Le puits de cour — dvor-kolodets en russe — est un genre que Saint-Pétersbourg a porté à la perfection : vous franchissez une arcade depuis une grande avenue, levez les yeux, et les murs se referment en un puits de pierre avec un carré de ciel au fond. Voici la face cachée de la ville des immeubles collectifs, plus authentique que les façades. Découvrez d’où viennent ces puits, comment les traquer — et pourquoi les listes d’adresses « ouvertes » trouvées sur Internet deviennent obsolètes plus vite qu’elles ne sont publiées.
D’où viennent les puits
L’économie d’un immeuble collectif était simple : le terrain en centre-ville coûtait cher, alors les bâtiments s’élevaient sur tout le périmètre de la parcelle, collés les uns aux autres, laissant au centre un puits de lumière minimal. Plus le quartier était rentable, plus les puits étaient profonds et étroits. Certains immeubles enchaînent les cours : une arcade, une cour, une autre arcade, une autre cour — jusqu’à cinq ou six niveaux de profondeur dans un même îlot. Pour ceux qui en ont assez des façades, c’est la meilleure promenade que la ville puisse offrir.
Comment les traquer (mieux qu’avec n’importe quelle liste d’adresses)
- Passez sous les arcades. La règle est simple : voyez une arcade sans barrière, jetez un œil. Les cours traversantes existent encore dans chaque pâté de maisons du vieux centre ;
- Les meilleurs terrains de chasse se trouvent sur les perspectives Vladimirski et Zagorodny, les rues autour des Cinq-Coins, les lignes de l’île Vassilievski et le côté Petrogradski — la densité de cours y est la plus élevée ;
- Levez les yeux et regardez par terre : un puits ne se révèle qu’à une tête inclinée, et les pavés ou les anciennes plaques d’égout des cours sont parfois plus vieux que les bâtiments eux-mêmes ;
- Pourquoi nous ne publions pas « cinq adresses fiables » : les cours peuvent être fermées par décision des habitants, et un interphone apparaît du jour au lendemain.
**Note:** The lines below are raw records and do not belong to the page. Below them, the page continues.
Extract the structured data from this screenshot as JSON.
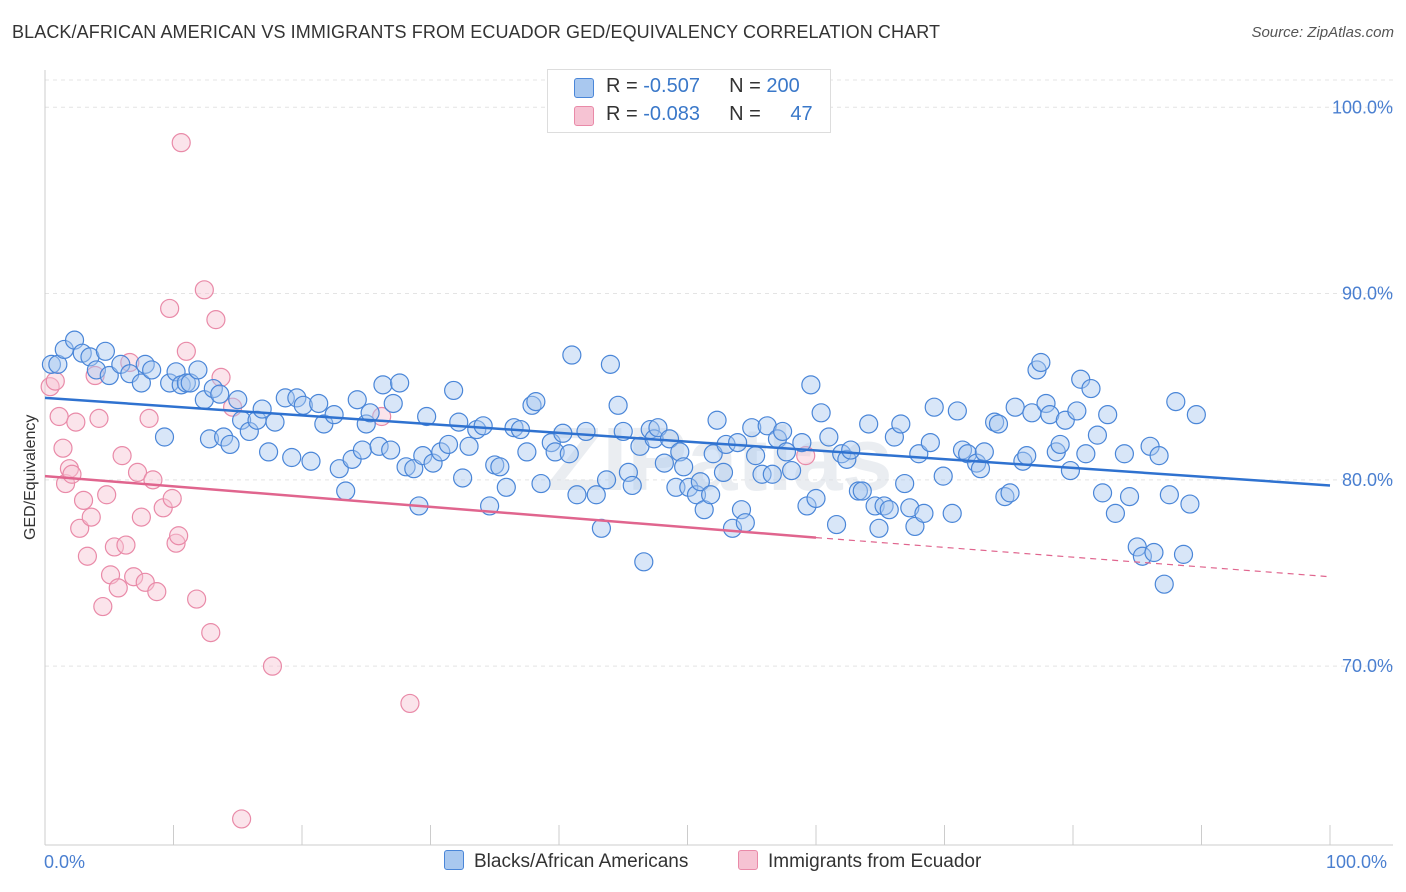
{
  "title": "BLACK/AFRICAN AMERICAN VS IMMIGRANTS FROM ECUADOR GED/EQUIVALENCY CORRELATION CHART",
  "source": "Source: ZipAtlas.com",
  "colors": {
    "blue": "#4a86d8",
    "blue_fill": "#a9c8ef",
    "blue_line": "#2f72d0",
    "pink": "#e98aa8",
    "pink_fill": "#f6c3d3",
    "pink_line": "#e0658e",
    "tick": "#4a7fd0"
  },
  "legend": {
    "rows": [
      {
        "r_label": "R = ",
        "r_value": "-0.507",
        "n_label": "N = ",
        "n_value": "200"
      },
      {
        "r_label": "R = ",
        "r_value": "-0.083",
        "n_label": "N = ",
        "n_value": "47"
      }
    ]
  },
  "bottom_legend": [
    "Blacks/African Americans",
    "Immigrants from Ecuador"
  ],
  "chart_data": {
    "type": "scatter",
    "title": "BLACK/AFRICAN AMERICAN VS IMMIGRANTS FROM ECUADOR GED/EQUIVALENCY CORRELATION CHART",
    "xlabel": "",
    "ylabel": "GED/Equivalency",
    "xlim": [
      0,
      100
    ],
    "ylim": [
      60.4,
      102
    ],
    "x_tick_labels": [
      "0.0%",
      "100.0%"
    ],
    "y_ticks": [
      70,
      80,
      90,
      100
    ],
    "y_tick_labels": [
      "70.0%",
      "80.0%",
      "90.0%",
      "100.0%"
    ],
    "grid": true,
    "legend_position": "top-center",
    "watermark": "ZIPatlas",
    "series": [
      {
        "name": "Blacks/African Americans",
        "r": -0.507,
        "n": 200,
        "trend": {
          "x": [
            0,
            100
          ],
          "y": [
            84.4,
            79.7
          ]
        },
        "points": [
          [
            0.5,
            86.2
          ],
          [
            1.0,
            86.2
          ],
          [
            1.5,
            87.0
          ],
          [
            2.3,
            87.5
          ],
          [
            2.9,
            86.8
          ],
          [
            3.5,
            86.6
          ],
          [
            4.0,
            85.9
          ],
          [
            4.7,
            86.9
          ],
          [
            5.0,
            85.6
          ],
          [
            5.9,
            86.2
          ],
          [
            6.6,
            85.7
          ],
          [
            7.5,
            85.2
          ],
          [
            7.8,
            86.2
          ],
          [
            8.3,
            85.9
          ],
          [
            9.3,
            82.3
          ],
          [
            9.7,
            85.2
          ],
          [
            10.2,
            85.8
          ],
          [
            10.6,
            85.1
          ],
          [
            11.0,
            85.2
          ],
          [
            11.3,
            85.2
          ],
          [
            11.9,
            85.9
          ],
          [
            12.4,
            84.3
          ],
          [
            12.8,
            82.2
          ],
          [
            13.1,
            84.9
          ],
          [
            13.6,
            84.6
          ],
          [
            13.9,
            82.3
          ],
          [
            14.4,
            81.9
          ],
          [
            15.0,
            84.3
          ],
          [
            15.3,
            83.2
          ],
          [
            15.9,
            82.6
          ],
          [
            16.5,
            83.2
          ],
          [
            16.9,
            83.8
          ],
          [
            17.4,
            81.5
          ],
          [
            17.9,
            83.1
          ],
          [
            18.7,
            84.4
          ],
          [
            19.2,
            81.2
          ],
          [
            19.6,
            84.4
          ],
          [
            20.1,
            84.0
          ],
          [
            20.7,
            81.0
          ],
          [
            21.3,
            84.1
          ],
          [
            21.7,
            83.0
          ],
          [
            22.5,
            83.5
          ],
          [
            22.9,
            80.6
          ],
          [
            23.4,
            79.4
          ],
          [
            23.9,
            81.1
          ],
          [
            24.3,
            84.3
          ],
          [
            24.7,
            81.6
          ],
          [
            25.0,
            83.0
          ],
          [
            25.3,
            83.6
          ],
          [
            26.0,
            81.8
          ],
          [
            26.3,
            85.1
          ],
          [
            26.9,
            81.6
          ],
          [
            27.6,
            85.2
          ],
          [
            27.1,
            84.1
          ],
          [
            28.1,
            80.7
          ],
          [
            28.7,
            80.6
          ],
          [
            29.1,
            78.6
          ],
          [
            29.4,
            81.3
          ],
          [
            29.7,
            83.4
          ],
          [
            30.2,
            80.9
          ],
          [
            30.8,
            81.5
          ],
          [
            31.4,
            81.9
          ],
          [
            31.8,
            84.8
          ],
          [
            32.2,
            83.1
          ],
          [
            32.5,
            80.1
          ],
          [
            33.0,
            81.8
          ],
          [
            33.6,
            82.7
          ],
          [
            34.1,
            82.9
          ],
          [
            34.6,
            78.6
          ],
          [
            35.0,
            80.8
          ],
          [
            35.4,
            80.7
          ],
          [
            35.9,
            79.6
          ],
          [
            36.5,
            82.8
          ],
          [
            37.0,
            82.7
          ],
          [
            37.5,
            81.5
          ],
          [
            37.9,
            84.0
          ],
          [
            38.2,
            84.2
          ],
          [
            38.6,
            79.8
          ],
          [
            39.4,
            82.0
          ],
          [
            39.7,
            81.5
          ],
          [
            40.3,
            82.5
          ],
          [
            40.8,
            81.4
          ],
          [
            41.0,
            86.7
          ],
          [
            41.4,
            79.2
          ],
          [
            42.1,
            82.6
          ],
          [
            42.9,
            79.2
          ],
          [
            43.3,
            77.4
          ],
          [
            43.7,
            80.0
          ],
          [
            44.0,
            86.2
          ],
          [
            44.6,
            84.0
          ],
          [
            45.0,
            82.6
          ],
          [
            45.4,
            80.4
          ],
          [
            45.7,
            79.7
          ],
          [
            46.3,
            81.8
          ],
          [
            46.6,
            75.6
          ],
          [
            47.1,
            82.7
          ],
          [
            47.4,
            82.2
          ],
          [
            47.7,
            82.8
          ],
          [
            48.2,
            80.9
          ],
          [
            48.6,
            82.2
          ],
          [
            49.1,
            79.6
          ],
          [
            49.4,
            81.5
          ],
          [
            49.7,
            80.7
          ],
          [
            50.1,
            79.6
          ],
          [
            50.7,
            79.2
          ],
          [
            51.0,
            79.9
          ],
          [
            51.3,
            78.4
          ],
          [
            51.8,
            79.2
          ],
          [
            52.0,
            81.4
          ],
          [
            52.3,
            83.2
          ],
          [
            52.8,
            80.4
          ],
          [
            53.0,
            81.9
          ],
          [
            53.5,
            77.4
          ],
          [
            53.9,
            82.0
          ],
          [
            54.2,
            78.4
          ],
          [
            54.5,
            77.7
          ],
          [
            55.0,
            82.8
          ],
          [
            55.3,
            81.3
          ],
          [
            55.8,
            80.3
          ],
          [
            56.2,
            82.9
          ],
          [
            56.6,
            80.3
          ],
          [
            57.0,
            82.2
          ],
          [
            57.4,
            82.6
          ],
          [
            57.7,
            81.5
          ],
          [
            58.1,
            80.5
          ],
          [
            58.9,
            82.0
          ],
          [
            59.3,
            78.6
          ],
          [
            59.6,
            85.1
          ],
          [
            60.0,
            79.0
          ],
          [
            60.4,
            83.6
          ],
          [
            61.0,
            82.3
          ],
          [
            61.6,
            77.6
          ],
          [
            62.0,
            81.4
          ],
          [
            62.4,
            81.1
          ],
          [
            62.7,
            81.6
          ],
          [
            63.3,
            79.4
          ],
          [
            63.6,
            79.4
          ],
          [
            64.1,
            83.0
          ],
          [
            64.6,
            78.6
          ],
          [
            64.9,
            77.4
          ],
          [
            65.3,
            78.6
          ],
          [
            65.7,
            78.4
          ],
          [
            66.1,
            82.3
          ],
          [
            66.6,
            83.0
          ],
          [
            66.9,
            79.8
          ],
          [
            67.3,
            78.5
          ],
          [
            67.7,
            77.5
          ],
          [
            68.0,
            81.4
          ],
          [
            68.4,
            78.2
          ],
          [
            68.9,
            82.0
          ],
          [
            69.2,
            83.9
          ],
          [
            69.9,
            80.2
          ],
          [
            70.6,
            78.2
          ],
          [
            71.0,
            83.7
          ],
          [
            71.4,
            81.6
          ],
          [
            71.8,
            81.4
          ],
          [
            72.5,
            80.9
          ],
          [
            72.8,
            80.6
          ],
          [
            73.1,
            81.5
          ],
          [
            73.9,
            83.1
          ],
          [
            74.2,
            83.0
          ],
          [
            74.7,
            79.1
          ],
          [
            75.1,
            79.3
          ],
          [
            75.5,
            83.9
          ],
          [
            76.1,
            81.0
          ],
          [
            76.4,
            81.3
          ],
          [
            76.8,
            83.6
          ],
          [
            77.2,
            85.9
          ],
          [
            77.5,
            86.3
          ],
          [
            77.9,
            84.1
          ],
          [
            78.2,
            83.5
          ],
          [
            78.7,
            81.5
          ],
          [
            79.0,
            81.9
          ],
          [
            79.4,
            83.2
          ],
          [
            79.8,
            80.5
          ],
          [
            80.3,
            83.7
          ],
          [
            80.6,
            85.4
          ],
          [
            81.0,
            81.4
          ],
          [
            81.4,
            84.9
          ],
          [
            81.9,
            82.4
          ],
          [
            82.3,
            79.3
          ],
          [
            82.7,
            83.5
          ],
          [
            83.3,
            78.2
          ],
          [
            84.0,
            81.4
          ],
          [
            84.4,
            79.1
          ],
          [
            85.0,
            76.4
          ],
          [
            85.4,
            75.9
          ],
          [
            86.0,
            81.8
          ],
          [
            86.3,
            76.1
          ],
          [
            86.7,
            81.3
          ],
          [
            87.1,
            74.4
          ],
          [
            87.5,
            79.2
          ],
          [
            88.0,
            84.2
          ],
          [
            88.6,
            76.0
          ],
          [
            89.1,
            78.7
          ],
          [
            89.6,
            83.5
          ]
        ]
      },
      {
        "name": "Immigrants from Ecuador",
        "r": -0.083,
        "n": 47,
        "trend": {
          "x": [
            0,
            60
          ],
          "y": [
            80.2,
            76.9
          ]
        },
        "trend_dashed": {
          "x": [
            60,
            100
          ],
          "y": [
            76.9,
            74.8
          ]
        },
        "points": [
          [
            0.4,
            85.0
          ],
          [
            0.8,
            85.3
          ],
          [
            1.1,
            83.4
          ],
          [
            1.4,
            81.7
          ],
          [
            1.6,
            79.8
          ],
          [
            1.9,
            80.6
          ],
          [
            2.1,
            80.3
          ],
          [
            2.4,
            83.1
          ],
          [
            2.7,
            77.4
          ],
          [
            3.0,
            78.9
          ],
          [
            3.3,
            75.9
          ],
          [
            3.6,
            78.0
          ],
          [
            3.9,
            85.6
          ],
          [
            4.2,
            83.3
          ],
          [
            4.5,
            73.2
          ],
          [
            4.8,
            79.2
          ],
          [
            5.1,
            74.9
          ],
          [
            5.4,
            76.4
          ],
          [
            5.7,
            74.2
          ],
          [
            6.0,
            81.3
          ],
          [
            6.3,
            76.5
          ],
          [
            6.6,
            86.3
          ],
          [
            6.9,
            74.8
          ],
          [
            7.2,
            80.4
          ],
          [
            7.5,
            78.0
          ],
          [
            7.8,
            74.5
          ],
          [
            8.1,
            83.3
          ],
          [
            8.4,
            80.0
          ],
          [
            8.7,
            74.0
          ],
          [
            9.2,
            78.5
          ],
          [
            9.7,
            89.2
          ],
          [
            9.9,
            79.0
          ],
          [
            10.2,
            76.6
          ],
          [
            10.4,
            77.0
          ],
          [
            10.6,
            98.1
          ],
          [
            11.0,
            86.9
          ],
          [
            11.8,
            73.6
          ],
          [
            12.4,
            90.2
          ],
          [
            12.9,
            71.8
          ],
          [
            13.3,
            88.6
          ],
          [
            13.7,
            85.5
          ],
          [
            14.6,
            83.9
          ],
          [
            15.3,
            61.8
          ],
          [
            17.7,
            70.0
          ],
          [
            26.2,
            83.4
          ],
          [
            28.4,
            68.0
          ],
          [
            59.2,
            81.3
          ]
        ]
      }
    ]
  }
}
Toute liste précise est à moitié périmée en une saison — la compétence de chasseur, elle, survit aux coordonnées ;
- Un guide est la solution la plus sûre : les visites guidées locales des cours et des cages d’escalier suivent des itinéraires où l’accès est préalablement négocié — le moyen de voir les fameuses cours « polygonales » sans traîner devant un interphone.
L’étiquette des cours
- Une cour est une extension du domicile de quelqu’un : parlez à voix basse, pas de musique, pas de mégots, pas d’escalade ;
- Une porte verrouillée est une réponse, pas un défi : ne restez pas devant l’interphone et ne vous faufiler pas derrière les résidents ;
- Photographiez librement les cours ; les personnes aux fenêtres ou sur les bancs — seulement après leur avoir demandé ;
- Les puits s’assombrissent plus tôt que les rues — la meilleure lumière et l’ambiance idéale s’y trouvent en journée.
Où cela s’intègre dans un voyage
La chasse aux cours est le lien parfait entre les grandes étapes d’un itinéraire à Saint-Pétersbourg : une demi-heure d’exploration d’arcades entre un musée et un déjeuner donne à la ville une profondeur qu’aucun palais ne peut offrir. Et si cette face cachée de la ville vous captive, le thème se poursuit dans notre article sur les appartements communautaires de Saint-Pétersbourg — le même univers, vu de l’autre côté de la porte d’entrée.
Les puits sont la visite gratuite, infinie et la plus sous-estimée de la ville. Il ne vous faut que de la curiosité, de la politesse et l’habitude de lever les yeux sous les arcades.